Found 25 business descriptions with domain suggestions
Training set: 20 examples
Testing set: 5 examples

Example training pairs:

Example 1:
Prompt: Here is the business description:
Food truck serving gourmet burgers made with locally sourced ingredients
Completion: 1. gourmetburgertruck.com
2. localingredientsburgers.food
3. foodtruckgourmet.net
4. artisanburgermobile.org
5. farmtotablburgers.co
6. mobilegourmetburgers.biz
7. localburgertruck.info
8. gourmetstreetburgers.truck
9. farmfreshburgertruck.mobile
10. artisanburgerco.food
--------------------------------------------------

Example 2:
Prompt: Here is the business description:
Yoga instructor offering private classes and corporate wellness programs
Completion: 1. privateyogainstructor.com
2. corporatewellnessyoga.org
3. personalyogateacher.net
4. workplacewellnessyoga.co
5. mindfulnessinstructor.biz
6. yogaforcompanies.info
7. privateyogasessions.pro
8. corporateyogateacher.wellness
9. customyogaprograms.services
10. wellnes

Output of GPT 5 model is stored in `data/pairs` file. It got processed using python into two separate JSON files for training and testing fine tuned model.

In [7]:
def load_training_data(tokenizer, file_path: str):
    """Load the training dataset from JSON file."""
    with open(file_path, 'r', encoding='utf-8') as f:
        data = json.load(f)

    texts = []
    for item in data:
        # Create chat messages
        messages = [
            {'role': 'user', 'content': item['prompt']},
            {'role': 'assistant', 'content': item['completion']}
        ]

        # Apply chat template to create the training text
        # This will format it exactly like the model expects during inference
        text = tokenizer.apply_chat_template(
            messages,
            tokenize=False,
            add_generation_prompt=False
        )
        texts.append(text)

    return texts


def tokenize_function(examples, tokenizer, max_length=512):
    tokenized = tokenizer(
        examples['text'],
        truncation=True,
        padding='max_length',
        max_length=max_length,
        return_tensors='pt'
    )

    tokenized['labels'] = tokenized['input_ids'].clone()

    return tokenized

In [8]:
model_name = 'Qwen/Qwen3-0.6B'

tokenizer = AutoTokenizer.from_pretrained(model_name)

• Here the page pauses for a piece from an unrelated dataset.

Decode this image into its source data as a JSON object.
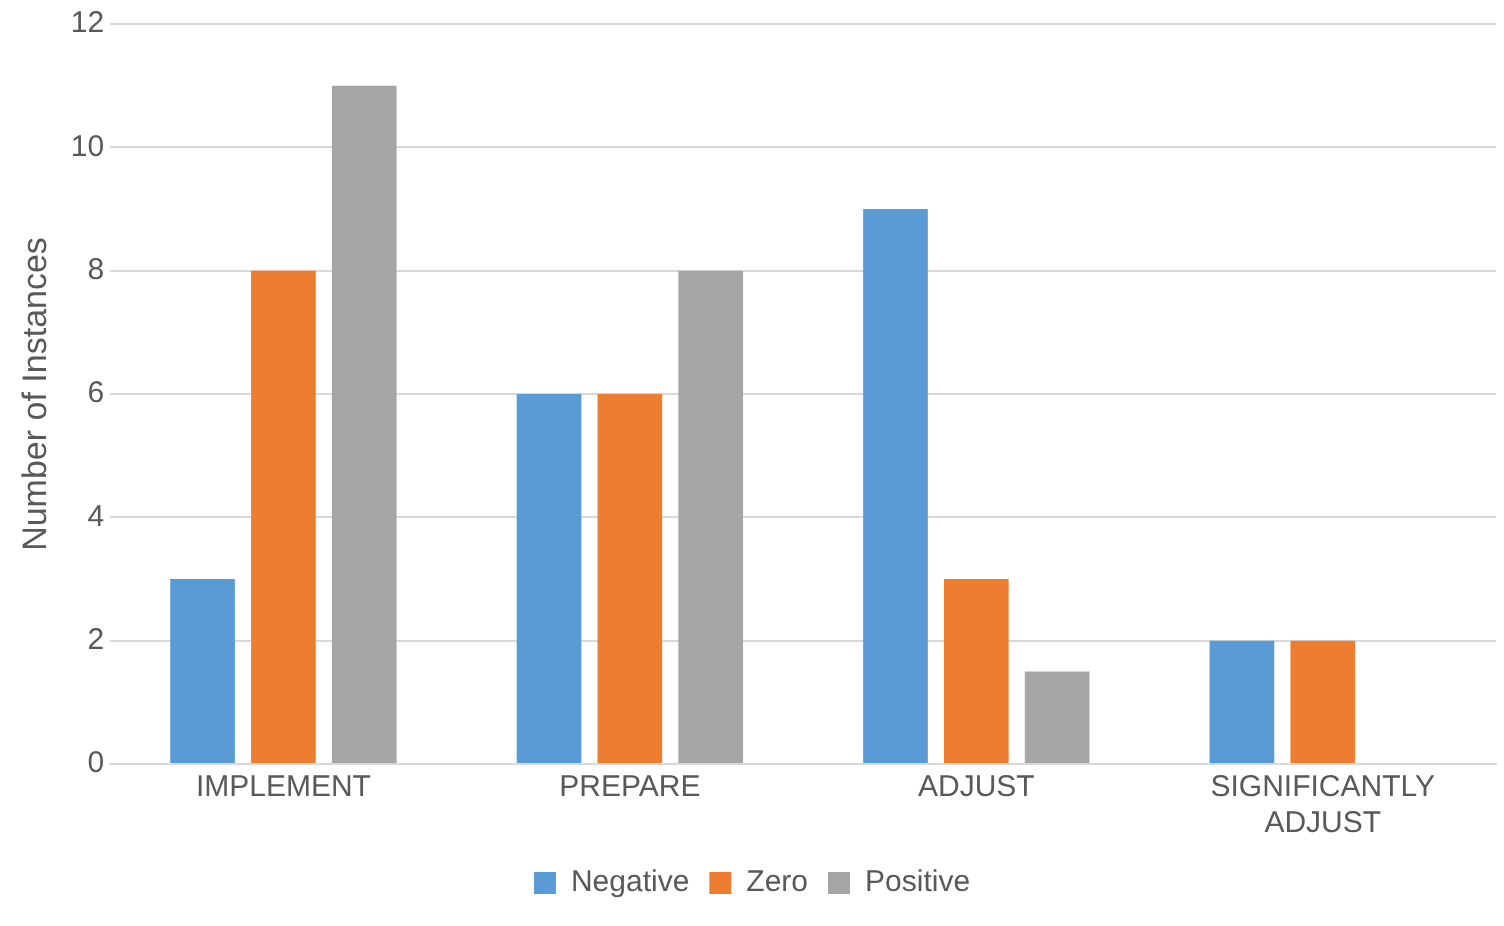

# Add padding token if it doesn't exist
if tokenizer.pad_token is None:
    tokenizer.pad_token = tokenizer.eos_token

model = AutoModelForCausalLM.from_pretrained(
    model_name,
    torch_dtype='auto',
    device_map='auto'
)

print('Loading training dataset...')
training_texts = load_training_data(tokenizer, 'data/training_dataset.json')

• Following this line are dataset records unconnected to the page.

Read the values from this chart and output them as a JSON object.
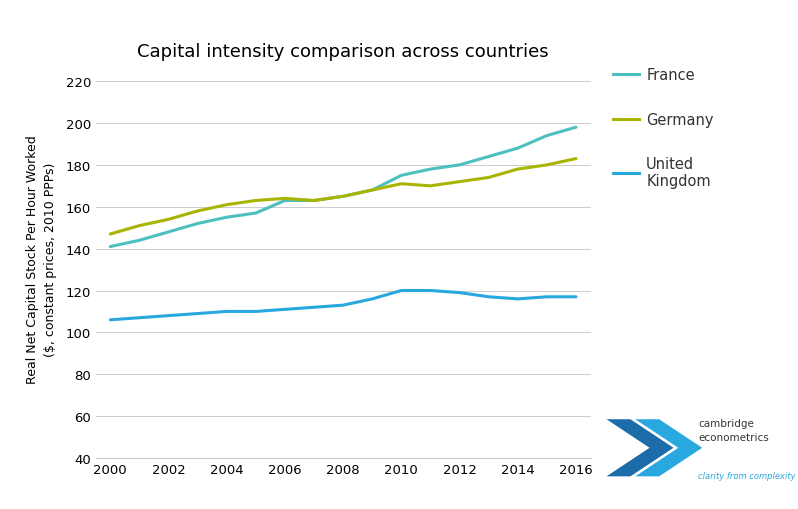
{
  "title": "Capital intensity comparison across countries",
  "ylabel": "Real Net Capital Stock Per Hour Worked\n($, constant prices, 2010 PPPs)",
  "years": [
    2000,
    2001,
    2002,
    2003,
    2004,
    2005,
    2006,
    2007,
    2008,
    2009,
    2010,
    2011,
    2012,
    2013,
    2014,
    2015,
    2016
  ],
  "france": [
    141,
    144,
    148,
    152,
    155,
    157,
    163,
    163,
    165,
    168,
    175,
    178,
    180,
    184,
    188,
    194,
    198
  ],
  "germany": [
    147,
    151,
    154,
    158,
    161,
    163,
    164,
    163,
    165,
    168,
    171,
    170,
    172,
    174,
    178,
    180,
    183
  ],
  "uk": [
    106,
    107,
    108,
    109,
    110,
    110,
    111,
    112,
    113,
    116,
    120,
    120,
    119,
    117,
    116,
    117,
    117
  ],
  "france_color": "#4DBFBF",
  "germany_color": "#A8B400",
  "uk_color": "#29A8E0",
  "ylim": [
    40,
    230
  ],
  "yticks": [
    40,
    60,
    80,
    100,
    120,
    140,
    160,
    180,
    200,
    220
  ],
  "xticks": [
    2000,
    2002,
    2004,
    2006,
    2008,
    2010,
    2012,
    2014,
    2016
  ],
  "linewidth": 2.2,
  "background_color": "#ffffff",
  "grid_color": "#cccccc",
  "title_fontsize": 13,
  "label_fontsize": 9,
  "tick_fontsize": 9.5,
  "legend_labels": [
    "France",
    "Germany",
    "United\nKingdom"
  ]
}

dataset = Dataset.from_dict({'text': training_texts})
print(f'Dataset size: {len(dataset)} examples')

tokenized_dataset = dataset.map(
    lambda x: tokenize_function(x, tokenizer),
    batched=True,
    remove_columns=dataset.column_names
)

lora_config = LoraConfig(
    r=16,
    lora_alpha=32,
    target_modules=['q_proj', 'k_proj', 'v_proj', 'o_proj', 'gate_proj', 'up_proj', 'down_proj'],
    lora_dropout=0.05,
    bias='none',
    task_type=TaskType.CAUSAL_LM
)

peft_model = get_peft_model(model, lora_config)
peft_model.print_trainable_parameters()

output_dir = 'fine-tune-model'

training_args = TrainingArguments(
    output_dir=output_dir,
    per_device_train_batch_size=1,
    gradient_accumulation_steps=8,
    learning_rate=1e-3,
    num_train_epochs=5,
    logging_steps=5,
    save_steps=50,
    save_total_limit=3,
    warmup_steps=50,
    lr_scheduler_type='cosine',
    dataloader_pin_memory=False,
    remove_unused_columns=False,
    report_to=None,
    load_best_model_at_end=False,
)

data_collator = DataCollatorForLanguageModeling(
    tokenizer=tokenizer,
    mlm=False,
)

trainer = Trainer(
    model=peft_model,
    args=training_args,
    train_dataset=tokenized_dataset,
    data_collator=data_collator,
)

print('Starting training...')
trainer.train()

print(f'Saving model to {output_dir}')
trainer.save_model()
tokenizer.save_pretrained(output_dir)

Loading training dataset...
Dataset size: 20 examples


Map: 100%|██████████| 20/20 [00:00<00:00, 1462.68 examples/s]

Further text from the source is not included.